Chamber orchestra

Tagesspiegel, 09. March 2014
Empfindsames Festkonzert für Carl Philipp Emanuel Bach

Das Kammerorchester Carl Philipp Emanuel Bach feiert den 300. Geburtstag seines Namensgebers mit einem Festkonzert im Konzerthaus
Was für eine lobenswerte, wahre Art, den 300. Geburtstag des Komponisten Carl Philipp Emanuel Bach zu feiern! Das Kammerorchester, das seinen Namen trägt, spielt im voll besetzten Konzerthaus eine Rarität. Sie beleuchtet, wie der zweite Bach-Sohn das Erbe des Vaters Johann Sebastian in eine neue Zeit führt. Sein Oratorium „Die letzten Leiden des Erlösers“ steht in der Tradition der Passionsmusiken, bricht aber mit dem Brauch, das Bibelwort nach Matthäus oder Johannes zu vertonen. Diese singende Poesie beruht auf einem Libretto, welches das Leiden und Sterben Christi der lyrischen Betrachtung anheimgibt: „Du Göttlicher! Warum bist du/ So in des Todes Schmerz versunken?“, fragt der Solosopran nach einer stillen Sinfonia.

Das Werk beginnt ungewöhnlich zart, um Gefühlskontraste zu entfalten, zu weinen, zu donnern.

Bemerkenswert, dass die Passionskantate des „Hamburger Bach“ auf einem Textbuch von Anna Louisa Karsch basiert. Diese Gastwirtstochter, die quasi zwangsverheiratet durch zwei Ehen mit gewalttätigen Männern gegangen ist, hat neben allerlei Schäferpoesie Gedichte von verblüffender Aufrichtigkeit über ihr schweres Leben und andere Wahrheiten geschrieben, sich emanzipiert, mit Goethe korrespondiert und literarische Salons erobert.
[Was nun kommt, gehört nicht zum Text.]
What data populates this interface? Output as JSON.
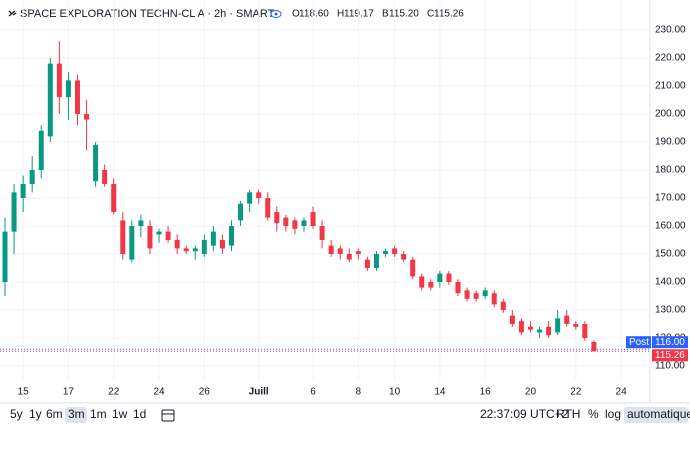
{
  "header": {
    "title": "SPACE EXPLORATION TECHN-CL A · 2h · SMART",
    "ohlc": [
      {
        "letter": "O",
        "value": "118.60"
      },
      {
        "letter": "H",
        "value": "119.17"
      },
      {
        "letter": "B",
        "value": "115.20"
      },
      {
        "letter": "C",
        "value": "115.26"
      }
    ]
  },
  "chart_data": {
    "type": "candlestick",
    "categories": [
      null,
      null,
      "15",
      null,
      null,
      null,
      null,
      "17",
      null,
      null,
      null,
      null,
      "22",
      null,
      null,
      null,
      null,
      "24",
      null,
      null,
      null,
      null,
      "26",
      null,
      null,
      null,
      null,
      null,
      "Juill",
      null,
      null,
      null,
      null,
      null,
      "6",
      null,
      null,
      null,
      null,
      "8",
      null,
      null,
      null,
      "10",
      null,
      null,
      null,
      null,
      "14",
      null,
      null,
      null,
      null,
      "16",
      null,
      null,
      null,
      null,
      "20",
      null,
      null,
      null,
      null,
      "22",
      null,
      null,
      null,
      null,
      "24",
      null,
      null
    ],
    "open": [
      140,
      158,
      170,
      175,
      180,
      192,
      218,
      206,
      212,
      200,
      176,
      180,
      175,
      162,
      148,
      160,
      160,
      157,
      158,
      155,
      152,
      151,
      150,
      153,
      155,
      153,
      162,
      168,
      172,
      170,
      165,
      163,
      162,
      160,
      165,
      160,
      153,
      152,
      150,
      151,
      148,
      145,
      150,
      152,
      150,
      148,
      142,
      140,
      140,
      143,
      140,
      137,
      136,
      135,
      136,
      133,
      128,
      126,
      124,
      122,
      124,
      122,
      128,
      125,
      125,
      118.6,
      null,
      null,
      null,
      null,
      null
    ],
    "high": [
      163,
      175,
      178,
      185,
      196,
      220,
      226,
      215,
      214,
      205,
      190,
      182,
      177,
      165,
      162,
      164,
      162,
      159,
      160,
      157,
      153,
      153,
      157,
      160,
      157,
      162,
      169,
      173,
      173,
      172,
      167,
      164,
      163,
      163,
      167,
      162,
      155,
      153,
      152,
      152,
      149,
      151,
      152,
      153,
      151,
      149,
      143,
      141,
      144,
      144,
      141,
      138,
      137,
      138,
      137,
      134,
      130,
      127,
      126,
      124,
      126,
      130,
      130,
      126,
      126,
      119.17,
      null,
      null,
      null,
      null,
      null
    ],
    "low": [
      135,
      150,
      165,
      172,
      177,
      190,
      200,
      198,
      196,
      187,
      174,
      174,
      164,
      148,
      147,
      156,
      150,
      154,
      154,
      150,
      150,
      148,
      149,
      151,
      150,
      151,
      160,
      165,
      168,
      162,
      158,
      158,
      157,
      158,
      159,
      152,
      149,
      148,
      147,
      148,
      144,
      144,
      149,
      149,
      147,
      141,
      137,
      137,
      138,
      139,
      135,
      133,
      133,
      134,
      131,
      129,
      124,
      121,
      122,
      120,
      120,
      121,
      124,
      123,
      119,
      115.2,
      null,
      null,
      null,
      null,
      null
    ],
    "close": [
      158,
      172,
      175,
      180,
      194,
      218,
      206,
      212,
      200,
      198,
      189,
      175,
      165,
      150,
      160,
      162,
      152,
      158,
      155,
      152,
      151,
      152,
      155,
      158,
      152,
      160,
      168,
      172,
      170,
      163,
      161,
      160,
      159,
      162,
      160,
      155,
      150,
      150,
      148,
      150,
      145,
      150,
      151,
      150,
      148,
      142,
      138,
      138,
      143,
      140,
      136,
      134,
      134,
      137,
      132,
      130,
      125,
      122,
      123,
      123,
      121,
      127,
      125,
      124,
      120,
      115.26,
      null,
      null,
      null,
      null,
      null
    ],
    "up_color": "#089981",
    "down_color": "#f23645",
    "ylim": [
      107,
      234
    ],
    "yticks": [
      {
        "value": 110,
        "label": "110.00"
      },
      {
        "value": 120,
        "label": "120.00"
      },
      {
        "value": 130,
        "label": "130.00"
      },
      {
        "value": 140,
        "label": "140.00"
      },
      {
        "value": 150,
        "label": "150.00"
      },
      {
        "value": 160,
        "label": "160.00"
      },
      {
        "value": 170,
        "label": "170.00"
      },
      {
        "value": 180,
        "label": "180.00"
      },
      {
        "value": 190,
        "label": "190.00"
      },
      {
        "value": 200,
        "label": "200.00"
      },
      {
        "value": 210,
        "label": "210.00"
      },
      {
        "value": 220,
        "label": "220.00"
      },
      {
        "value": 230,
        "label": "230.00"
      }
    ],
    "grid": true,
    "price_lines": [
      {
        "name": "Post",
        "value": 116,
        "label": "116.00",
        "color": "#2962ff"
      },
      {
        "value": 115.26,
        "label": "115.26",
        "color": "#f23645"
      }
    ]
  },
  "toolbar": {
    "ranges": [
      "5y",
      "1y",
      "6m",
      "3m",
      "1m",
      "1w",
      "1d"
    ],
    "time": "22:37:09 UTC+2",
    "session": "RTH",
    "percent": "%",
    "log": "log",
    "auto": "automatique"
  }
}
Wie Philipp Emanuel seit seiner Zeit als „Berliner Bach“ ist sie befreundet mit dem Dichter Johann Wilhelm Ludwig Gleim, der die Veröffentlichung ihrer Gedichte veranlasst. Vielleicht hat er nicht zu hoch gegriffen, als er sie zur deutschen Sappho erklärte.
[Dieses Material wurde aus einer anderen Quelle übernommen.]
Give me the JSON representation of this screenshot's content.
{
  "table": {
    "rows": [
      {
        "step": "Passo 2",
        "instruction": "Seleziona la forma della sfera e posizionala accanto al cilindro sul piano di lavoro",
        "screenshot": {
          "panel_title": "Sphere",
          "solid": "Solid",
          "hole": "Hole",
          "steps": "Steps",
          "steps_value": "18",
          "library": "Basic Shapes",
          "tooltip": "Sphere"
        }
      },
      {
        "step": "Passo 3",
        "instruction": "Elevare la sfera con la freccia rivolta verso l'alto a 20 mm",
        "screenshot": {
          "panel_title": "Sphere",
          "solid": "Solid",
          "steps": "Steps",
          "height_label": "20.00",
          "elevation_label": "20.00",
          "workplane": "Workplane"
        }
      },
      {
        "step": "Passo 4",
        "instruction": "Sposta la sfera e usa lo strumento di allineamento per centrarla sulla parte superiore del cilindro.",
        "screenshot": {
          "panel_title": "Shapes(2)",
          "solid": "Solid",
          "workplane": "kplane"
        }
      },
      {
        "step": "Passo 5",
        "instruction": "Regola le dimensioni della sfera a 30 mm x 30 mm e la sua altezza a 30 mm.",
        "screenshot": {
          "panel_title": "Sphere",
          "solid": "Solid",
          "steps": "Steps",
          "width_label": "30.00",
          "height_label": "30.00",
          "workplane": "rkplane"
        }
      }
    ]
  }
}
So wirft das Werk auch ein Spotlight auf die Geistesgeschichte in der zweiten Hälfte des 18. Jahrhunderts und den Weg des Bach-Sohnes, wie er über den Kammercembalisten Friedrichs II. hinauswächst. Reiche Holzbläser-Instrumentierung, Orgel, Pauke: In den Accompagnato-Rezitativen und Arien auf Texte, die ans Herz rühren, engagieren sich mustergültig fünf Solisten: Christiane Oelze, Christina Landshamer, Anke Vondung, Maximilian Schmitt und Roman Trekel. Der Rias-Kammerchor versieht seine relativ wenigen Aufgaben (keine Turbae des Volkes!) mit Glanz. Über allem steht Hartmut Haenchen, Meister der empfindsamen Musik, der sein Orchester aufgeben wird. Ein sehr würdiges, aber auch wehmütiges „Festkonzert“.